Morfeo. Io non conosco niuno uomo da bene. Che ho a far io con loro? io non prattico se non con ribaldi, perché mi dánno da mangiare. Ma perché non andiamo a tavola e diamo una batteria a quel tuo apparecchio?

Panurgo. È troppo mattino.

Morfeo. Anzi mangiando presto la mattina, ogni cosa ti riesce a proposito quel giorno. Vuoi che vada a toccarli il polso, se avesse la febre?

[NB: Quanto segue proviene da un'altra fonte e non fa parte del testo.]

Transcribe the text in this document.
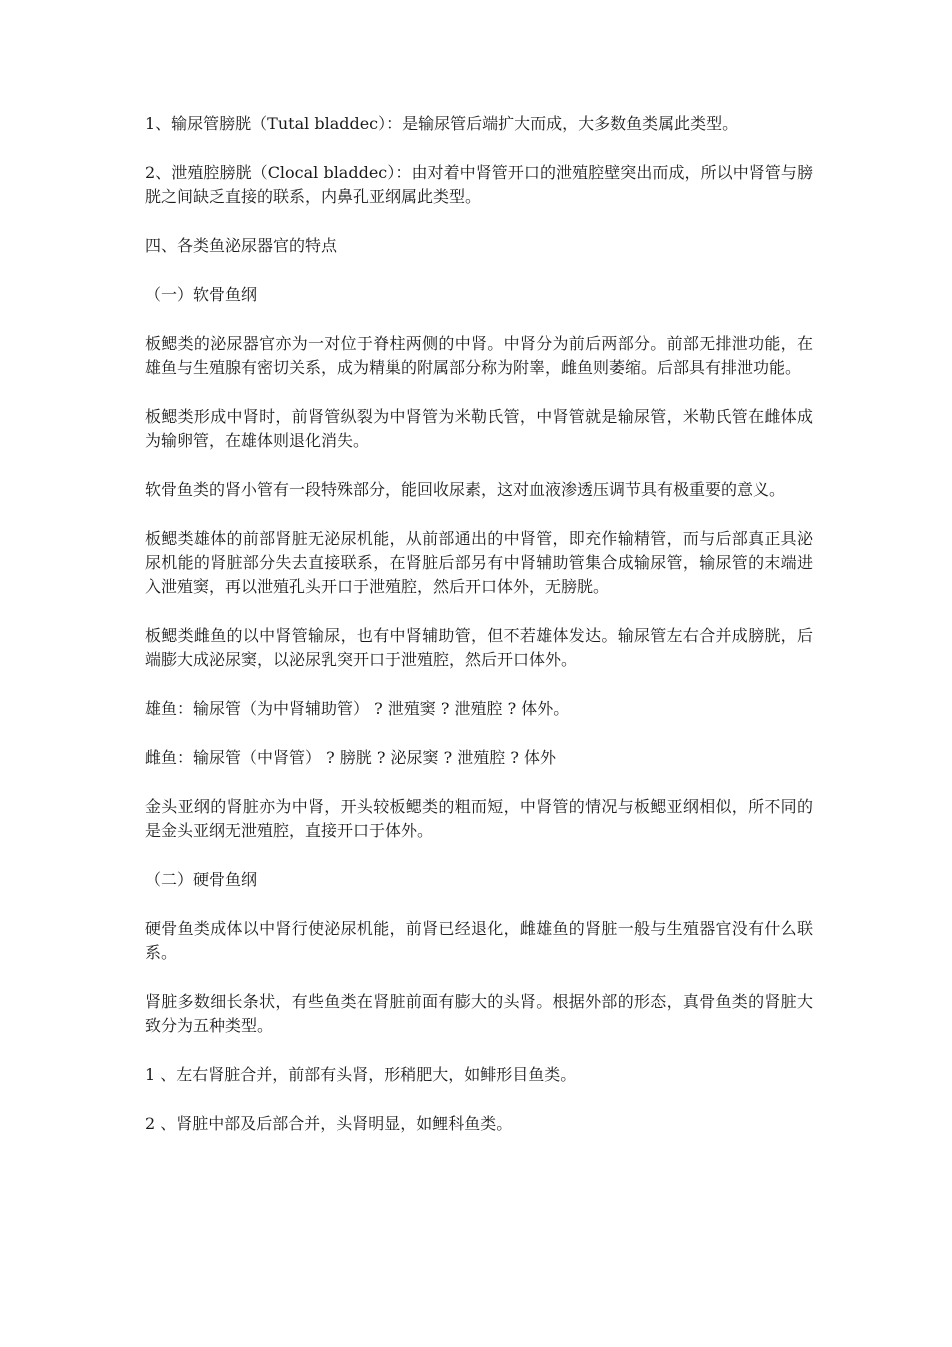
1、输尿管膀胱（Tutal bladdec）：是输尿管后端扩大而成，大多数鱼类属此类型。

2、泄殖腔膀胱（Clocal bladdec）：由对着中肾管开口的泄殖腔壁突出而成，所以中肾管与膀胱之间缺乏直接的联系，内鼻孔亚纲属此类型。

四、各类鱼泌尿器官的特点

（一）软骨鱼纲

板鳃类的泌尿器官亦为一对位于脊柱两侧的中肾。中肾分为前后两部分。前部无排泄功能，在雄鱼与生殖腺有密切关系，成为精巢的附属部分称为附睾，雌鱼则萎缩。后部具有排泄功能。

板鳃类形成中肾时，前肾管纵裂为中肾管为米勒氏管，中肾管就是输尿管，米勒氏管在雌体成为输卵管，在雄体则退化消失。

软骨鱼类的肾小管有一段特殊部分，能回收尿素，这对血液渗透压调节具有极重要的意义。

板鳃类雄体的前部肾脏无泌尿机能，从前部通出的中肾管，即充作输精管，而与后部真正具泌尿机能的肾脏部分失去直接联系，在肾脏后部另有中肾辅助管集合成输尿管，输尿管的末端进入泄殖窦，再以泄殖孔头开口于泄殖腔，然后开口体外，无膀胱。

板鳃类雌鱼的以中肾管输尿，也有中肾辅助管，但不若雄体发达。输尿管左右合并成膀胱，后端膨大成泌尿窦，以泌尿乳突开口于泄殖腔，然后开口体外。

雄鱼：输尿管（为中肾辅助管） ? 泄殖窦 ? 泄殖腔 ? 体外。

雌鱼：输尿管（中肾管） ? 膀胱 ? 泌尿窦 ? 泄殖腔 ? 体外

金头亚纲的肾脏亦为中肾，开头较板鳃类的粗而短，中肾管的情况与板鳃亚纲相似，所不同的是金头亚纲无泄殖腔，直接开口于体外。

（二）硬骨鱼纲

硬骨鱼类成体以中肾行使泌尿机能，前肾已经退化，雌雄鱼的肾脏一般与生殖器官没有什么联系。

肾脏多数细长条状，有些鱼类在肾脏前面有膨大的头肾。根据外部的形态，真骨鱼类的肾脏大致分为五种类型。

1 、左右肾脏合并，前部有头肾，形稍肥大，如鲱形目鱼类。

2 、肾脏中部及后部合并，头肾明显，如鲤科鱼类。
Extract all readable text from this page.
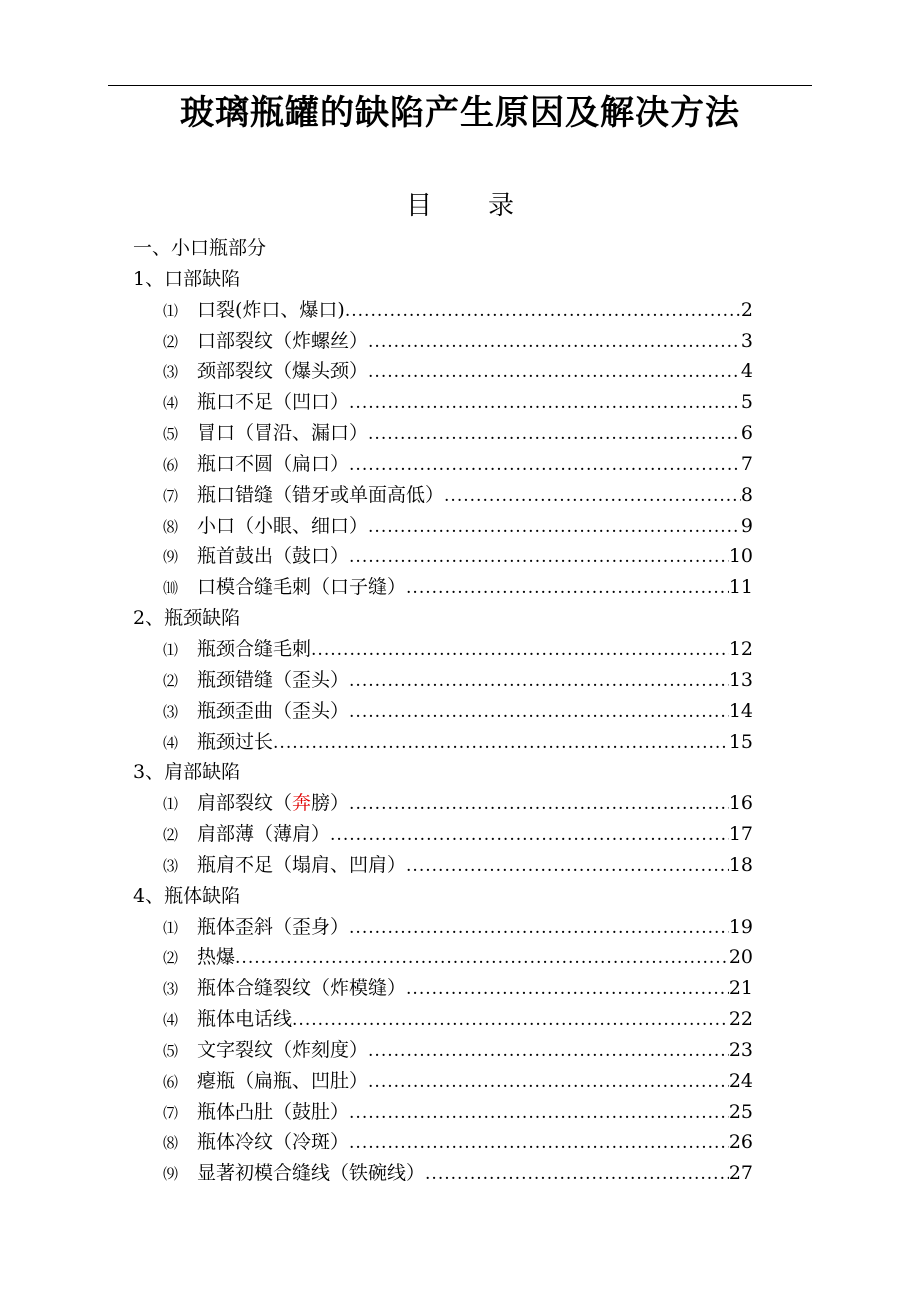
玻璃瓶罐的缺陷产生原因及解决方法
目 录
一、小口瓶部分
1、口部缺陷
⑴ 口裂(炸口、爆口) .....	2
⑵ 口部裂纹（炸螺丝） .....	3
⑶ 颈部裂纹（爆头颈） .....	4
⑷ 瓶口不足（凹口） .....	5
⑸ 冒口（冒沿、漏口） .....	6
⑹ 瓶口不圆（扁口） .....	7
⑺ 瓶口错缝（错牙或单面高低） .....	8
⑻ 小口（小眼、细口） .....	9
⑼ 瓶首鼓出（鼓口） .....	10
⑽ 口模合缝毛刺（口子缝） .....	11
2、瓶颈缺陷
⑴ 瓶颈合缝毛刺 .....	12
⑵ 瓶颈错缝（歪头） .....	13
⑶ 瓶颈歪曲（歪头） .....	14
⑷ 瓶颈过长 .....	15
3、肩部缺陷
⑴ 肩部裂纹（奔膀） .....	16
⑵ 肩部薄（薄肩） .....	17
⑶ 瓶肩不足（塌肩、凹肩） .....	18
4、瓶体缺陷
⑴ 瓶体歪斜（歪身） .....	19
⑵ 热爆 .....	20
⑶ 瓶体合缝裂纹（炸模缝） .....	21
⑷ 瓶体电话线 .....	22
⑸ 文字裂纹（炸刻度） .....	23
⑹ 瘪瓶（扁瓶、凹肚） .....	24
⑺ 瓶体凸肚（鼓肚） .....	25
⑻ 瓶体冷纹（冷斑） .....	26
⑼ 显著初模合缝线（铁碗线） .....	27
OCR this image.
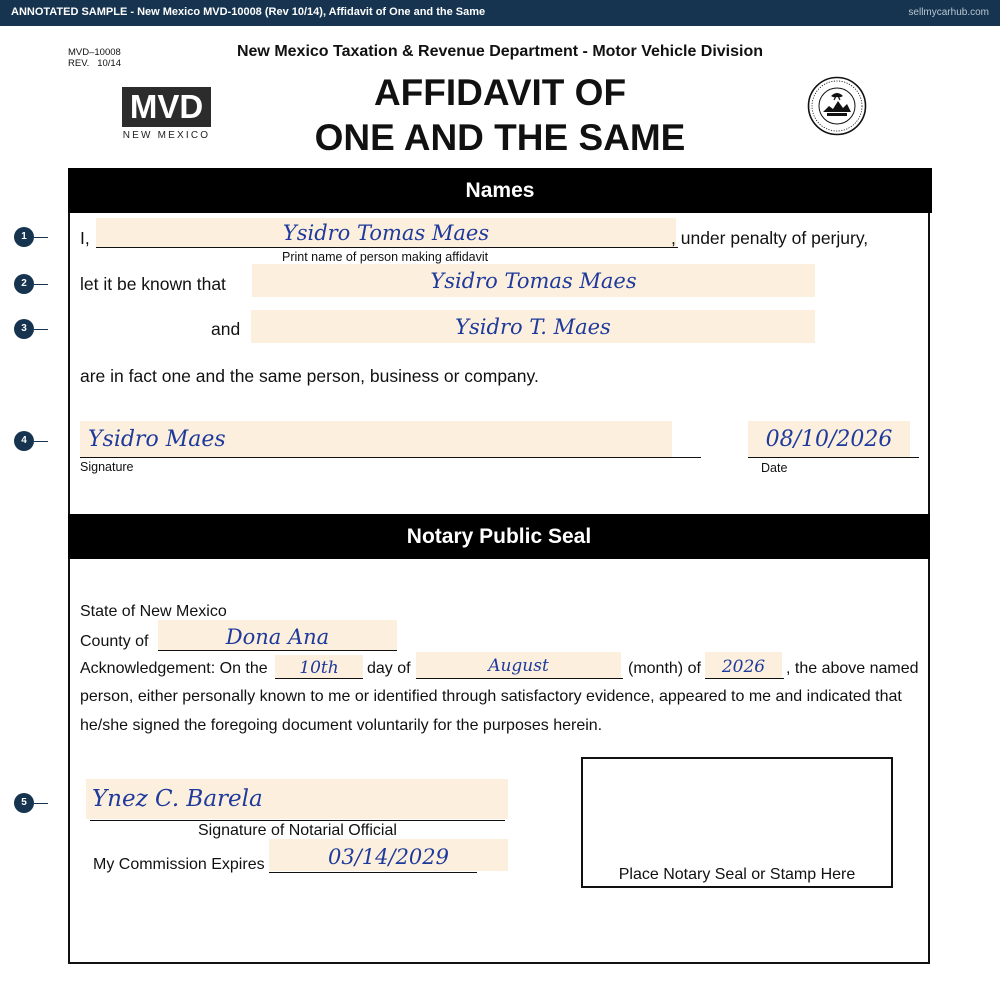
ANNOTATED SAMPLE - New Mexico MVD-10008 (Rev 10/14), Affidavit of One and the Same	sellmycarhub.com
MVD–10008
REV.   10/14
MVD
NEW MEXICO
New Mexico Taxation & Revenue Department - Motor Vehicle Division
AFFIDAVIT OF
ONE AND THE SAME
Names
I,	Ysidro Tomas Maes	, under penalty of perjury,
Print name of person making affidavit
let it be known that	Ysidro Tomas Maes
and	Ysidro T. Maes
are in fact one and the same person, business or company.
Ysidro Maes
Signature
08/10/2026
Date
Notary Public Seal
State of New Mexico
County of	Dona Ana
Acknowledgement: On the	10th	day of	August	(month) of	2026	, the above named
person, either personally known to me or identified through satisfactory evidence, appeared to me and indicated that
he/she signed the foregoing document voluntarily for the purposes herein.
Ynez C. Barela
Signature of Notarial Official
My Commission Expires	03/14/2029
Place Notary Seal or Stamp Here
1
2
3
4
5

Panurgo. La febre la devi aver tu nella gola per divorartelo; ma tu non assaggierai boccone se non prometti servirmi, anzi dopo servito.

Morfeo. Ti servirò a quel che tu vuoi, e ti loderai dell’opra mia.

Panurgo. Bisogna che tu finga esser uno sposo; e sconcierai la bocca, il viso e tutta la persona, di sorte che veggendoti il padre della sposa ti prenda a schivo e rivochi lo sponsalizio.

Morfeo. Se non mi saprò sconciar bene, piglia una ascia e sconciami a tuo modo. Ma, di grazia, avendomi a sconciar la bocca, fammi mangiar prima.

Panurgo. Mentre stiamo aspettando Alessio, un certo amico che ne manda le vesti a questo effetto, vuoi che te insegni a fingere quel che abbiamo a fare?

Morfeo. Imparami d’altro che di fingere: questo fu mio primo essercizio. Ma ecco il servo che ti porta le vesti.